30 September 2016, The Tablet

Acting out of self-interest not always wrong, says St Mary's new professor



Professor Philip Booth delivered his inaugural lecture at St Mary’s University Twickenham this week. In a packed Waldegrave Drawing Room, Professor Booth spoke on the theme of “Regulating Markets in an Economy Without Angels”.

Booth, a former special advisor to the Bank of England on financial stability, argued that much economic policy fails to take realistic account of both human dignity on the one hand and human imperfection on the other. Many regulations are devised with an underlying assumption that governments have perfect information, he said. None has, with the result that they can often be counter-productive. The most notable example he cited was the way regulations and regulators contributed to the 2008 financial meltdown in the United States.

The way forward, he said, was to build a culture where the virtues held sway. At the same time, vices such as greed could find themselves “penalised” through resulting failure rather than government regulation.

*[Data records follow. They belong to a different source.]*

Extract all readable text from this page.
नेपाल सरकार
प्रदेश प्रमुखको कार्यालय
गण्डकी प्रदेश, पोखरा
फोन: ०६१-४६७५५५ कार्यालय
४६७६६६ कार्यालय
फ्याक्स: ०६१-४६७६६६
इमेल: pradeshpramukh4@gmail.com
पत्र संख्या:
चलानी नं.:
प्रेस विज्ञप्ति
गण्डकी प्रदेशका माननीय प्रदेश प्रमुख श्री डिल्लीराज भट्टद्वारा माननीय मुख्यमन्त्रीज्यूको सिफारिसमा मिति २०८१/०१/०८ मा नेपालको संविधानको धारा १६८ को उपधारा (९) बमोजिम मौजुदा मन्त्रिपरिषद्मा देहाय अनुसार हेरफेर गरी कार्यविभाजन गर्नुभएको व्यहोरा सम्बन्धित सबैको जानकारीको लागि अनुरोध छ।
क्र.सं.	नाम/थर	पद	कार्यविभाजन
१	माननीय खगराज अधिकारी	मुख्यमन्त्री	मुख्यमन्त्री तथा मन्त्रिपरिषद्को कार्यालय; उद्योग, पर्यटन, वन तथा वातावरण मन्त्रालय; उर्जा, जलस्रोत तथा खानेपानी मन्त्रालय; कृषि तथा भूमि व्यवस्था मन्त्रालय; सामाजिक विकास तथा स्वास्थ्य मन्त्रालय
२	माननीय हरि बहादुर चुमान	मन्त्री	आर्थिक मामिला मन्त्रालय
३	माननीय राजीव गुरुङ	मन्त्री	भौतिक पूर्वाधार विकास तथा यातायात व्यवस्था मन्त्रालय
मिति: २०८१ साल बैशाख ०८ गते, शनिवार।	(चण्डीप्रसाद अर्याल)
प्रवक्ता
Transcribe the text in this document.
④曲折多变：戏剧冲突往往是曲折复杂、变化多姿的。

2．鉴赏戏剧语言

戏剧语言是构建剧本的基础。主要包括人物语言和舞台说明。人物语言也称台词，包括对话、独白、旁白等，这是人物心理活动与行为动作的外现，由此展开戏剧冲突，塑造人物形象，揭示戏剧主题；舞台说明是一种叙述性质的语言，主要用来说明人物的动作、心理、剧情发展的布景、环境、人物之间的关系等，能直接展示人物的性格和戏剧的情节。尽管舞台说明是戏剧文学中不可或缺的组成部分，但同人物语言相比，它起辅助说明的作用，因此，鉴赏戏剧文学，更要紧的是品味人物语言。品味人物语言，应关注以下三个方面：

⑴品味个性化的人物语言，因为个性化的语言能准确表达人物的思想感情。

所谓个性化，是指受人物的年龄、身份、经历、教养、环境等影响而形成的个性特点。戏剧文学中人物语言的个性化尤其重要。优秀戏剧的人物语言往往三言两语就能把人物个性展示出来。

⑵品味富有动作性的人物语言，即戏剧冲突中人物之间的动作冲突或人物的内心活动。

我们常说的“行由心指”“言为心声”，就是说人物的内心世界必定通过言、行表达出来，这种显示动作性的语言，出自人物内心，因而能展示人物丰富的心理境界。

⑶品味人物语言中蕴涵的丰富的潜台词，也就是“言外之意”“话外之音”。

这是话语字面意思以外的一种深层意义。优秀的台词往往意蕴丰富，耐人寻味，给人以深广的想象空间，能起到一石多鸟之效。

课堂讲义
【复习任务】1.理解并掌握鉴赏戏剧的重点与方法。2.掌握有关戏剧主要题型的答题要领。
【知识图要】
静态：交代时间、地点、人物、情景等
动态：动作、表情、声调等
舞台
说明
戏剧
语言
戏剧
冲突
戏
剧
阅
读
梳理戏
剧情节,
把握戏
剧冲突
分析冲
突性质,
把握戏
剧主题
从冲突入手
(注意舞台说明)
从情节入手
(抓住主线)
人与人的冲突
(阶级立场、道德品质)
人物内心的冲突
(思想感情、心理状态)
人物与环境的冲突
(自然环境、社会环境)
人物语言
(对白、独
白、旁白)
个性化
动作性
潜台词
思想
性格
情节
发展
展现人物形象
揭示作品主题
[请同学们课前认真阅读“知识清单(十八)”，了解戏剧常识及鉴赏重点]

Professor Booth pointed out that acting out of self-interest was not always immoral, and selfishness could perhaps be described as disordered self-interest.

He quoted approvingly from Pope Benedict’s encyclical Caritas in Veritate: “Without internal forms of solidarity and mutual trust, the market cannot completely fulfil its proper economic function.” (Caritas in Veritate 35) Vitally important, Professor Booth insisted, is the moral culture in which markets exist. In a culture that recognises that the virtues are necessary for social cohesion, non-governmental forms of regulation arise naturally and have consistently proven their worth.

Professor Fr Martin Schlag, co-founder and academic director of the markets, culture and ethics research centre at the Pontifical University of the Holy Cross, Rome, gave a brief post-lecture commentary.